The U.S. Senate today passed H.R. 810, critical bipartisan legislation that would lift President Bush’s ban on federal funding for research on new stem cell lines by a vote of 63-37.  Governor Doyle made the following statement.

“I am pleased that the U.S. Senate has passed this legislation, sending a clear message that we as a nation are committed to unlocking the great potential of this research.

“I hope the President will not stubbornly stick to his policy in the face of this vote – and instead will listen to the millions of families who hold hope that this research may one day unlock the cures to diseases like Alzheimer’s, Parkinson’s, multiple sclerosis, and cancer. 

“The president’s policy is that the few stem cell lines created before he gave a speech in August 2001 are morally acceptable for research, but those created after his speech are not.  It’s hard to fathom how the date of a speech he gave is somehow a moral turning point for all humanity.  It is time to recognize a simple fact: this policy is arbitrary, it is hurting research, and it should be overturned. 

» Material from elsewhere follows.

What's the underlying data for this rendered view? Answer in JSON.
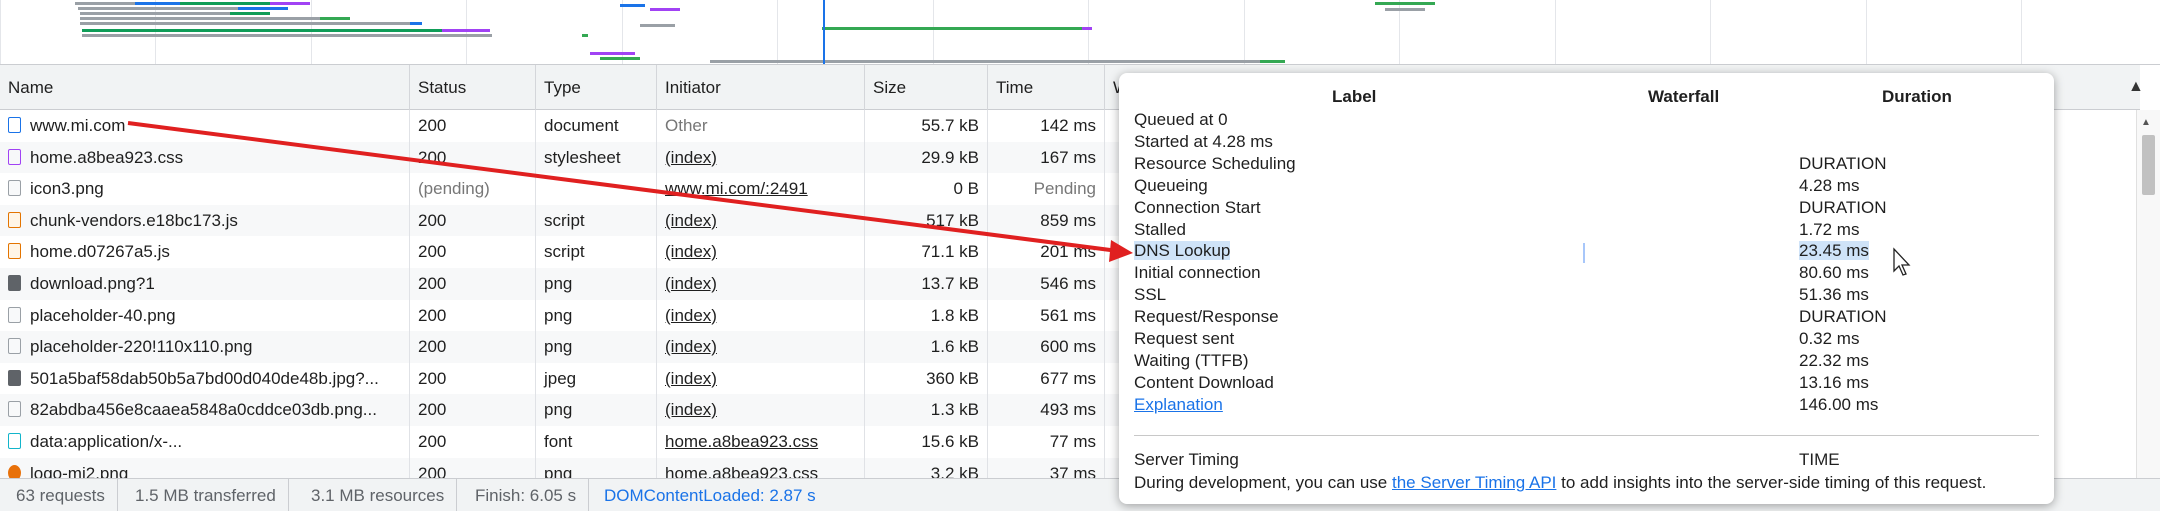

“For the sake of families in Wisconsin and across America who struggle with debilitating diseases, I am hopeful that the President will reconsider his position, and sign this bill into law.  And if the President fails to stand up for science, it will be a moment of truth for the Republican Congress.  Will they stand with America’s families, or will they stand with extreme special interest groups?”

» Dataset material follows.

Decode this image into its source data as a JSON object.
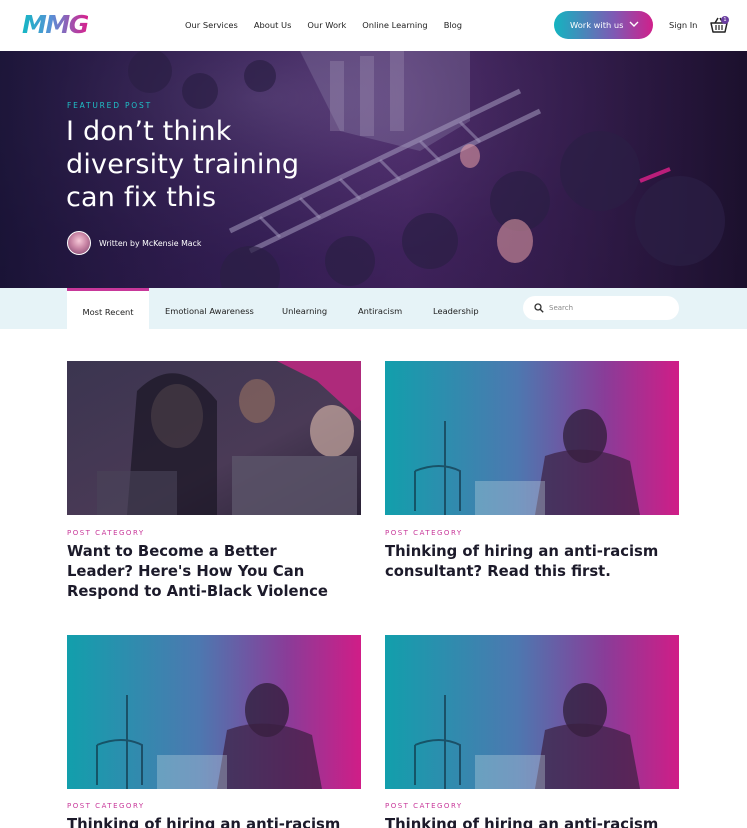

Today Governor Jim Doyle and seven other Governors sent a letter to the U.S. Senate urging members to support H.R. 810. Governors from Oregon, Iowa, Illinois, New Jersey, New Mexico, Michigan, and Delaware joined Governor Doyle in calling for passage of this legislation.

H.R. 810 lifts current barriers on stem cell research, which are stifling the development of treatments and cures for a wide range of debilitating diseases and conditions.  The legislation greatly expands scientists’ access to new, healthy, uncontaminated stem cell lines that are off-limits to federally funded research under the current restrictions.  In addition, this legislation would impose new ethical guidelines, stricter than those currently in place.   

H.R. 810 has overwhelming, bipartisan support in Congress, and is supported by major medical and scientific associations, research universities and institutions, and patient advocacy groups.